In California, 47 passed, as I'd hoped, but so did both 1 and 2. 1 was a water bond, which focused on building dams which don't do anything to either create more water or conserve what we have, the obvious approach the latter in a state which does little to reduce water consumption by either agriculture or individuals. 2 was for a "budget stabilization" account for California. Maybe it will help. 47 helped reduce sentencing on minor theft (<$950) and drug possession. That's a good thing, and I supported it.
Locally, things also were generally good, except I was disappointed that Proposition E, the "sugary drink tax", got "only" 55% of the vote and for new taxes 2/3 is required.

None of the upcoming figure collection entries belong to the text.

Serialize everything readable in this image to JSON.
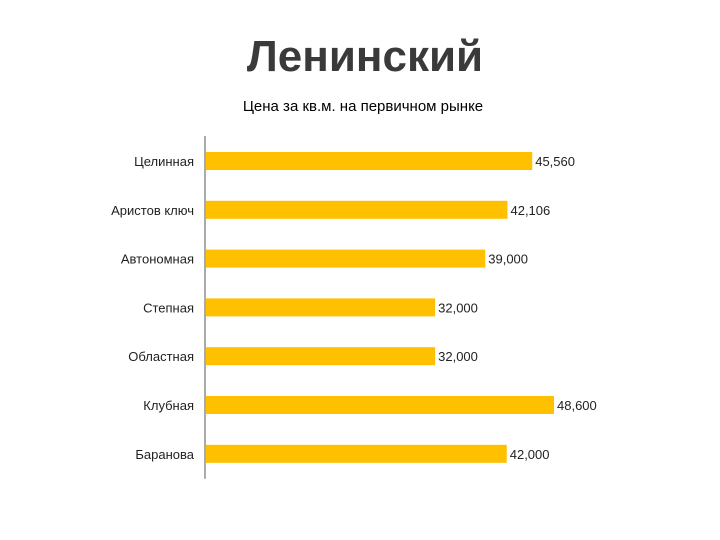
{
  "page": {
    "title": "Ленинский"
  },
  "colors": {
    "bar": "#FFC000",
    "text": "#222222",
    "axis": "#555555"
  },
  "chart_data": {
    "type": "bar",
    "orientation": "horizontal",
    "title": "Цена за кв.м.  на первичном рынке",
    "categories": [
      "Целинная",
      "Аристов ключ",
      "Автономная",
      "Степная",
      "Областная",
      "Клубная",
      "Баранова"
    ],
    "values": [
      45560,
      42106,
      39000,
      32000,
      32000,
      48600,
      42000
    ],
    "value_labels": [
      "45,560",
      "42,106",
      "39,000",
      "32,000",
      "32,000",
      "48,600",
      "42,000"
    ],
    "xlim": [
      0,
      48600
    ],
    "grid": false,
    "legend": "none"
  }
}
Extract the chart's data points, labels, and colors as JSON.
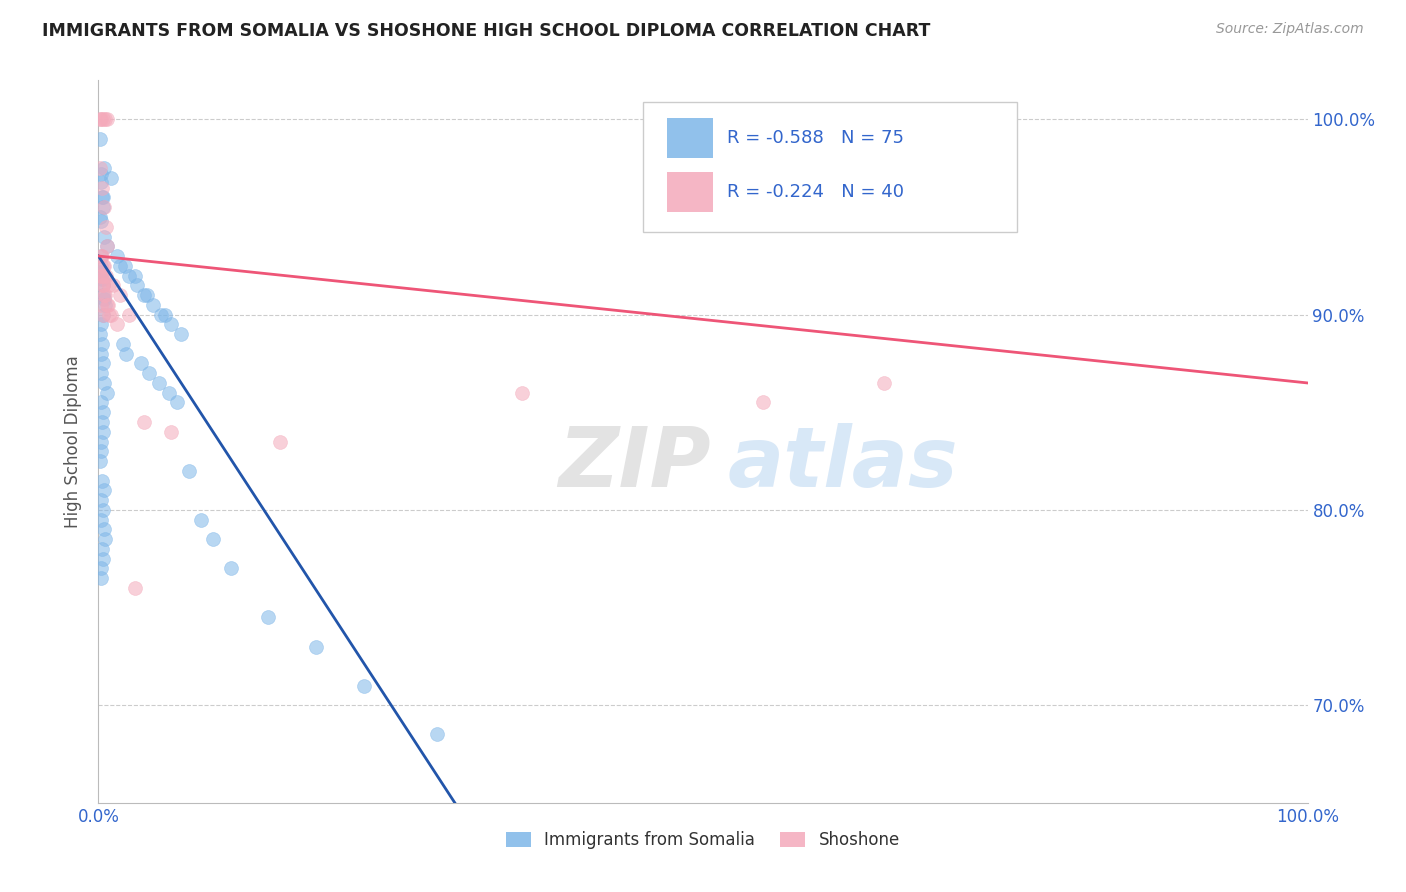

This is a bit silly. Consider the case where I have two measures, one which raises revenue via taxes, the other which spends the same amount. The People, being fiscally responsible, vote for either both or neither. 60% vote yes, 40% no. The result? Deficit, since the spending measure passes and the revenue fails. This is a result nobody wanted. So as a result we end up funding everything from bonds, which require only a simple majority, and on those we need to pay interest. It's really a bit of a joke.
So no soda tax, but no change in transportation policy either, something which measure L would have endorsed. It looks like L got less than 38% of the vote. That's a resounding reinforcement for Transit First, and should be the nail in the coffin of pro-car policies like free Sunday Parking or low car registration fees, both policies endorsed by our fine Mayor Ed Lee, who was perversely endorsed in the 2011 election by the San Francisco Bike Coalition. The victory for sanity was even greater if you consider what was written on the ballot was a highly misleading representation of the content of the measure: whether the city should "change" its policy on parking and streets. Had this been all I'd seen I'd have voted yes -- I want to see a change, a change back to metered parking on Sundays, a change to bus rapid transit, a change toward pedestrian malls, a change toward a more aggressive expansion of the bike network. Despite this obviously intentional deception, The People have spoken: it's time to stop pandering to the whiners and move forward with a complete streets agenda.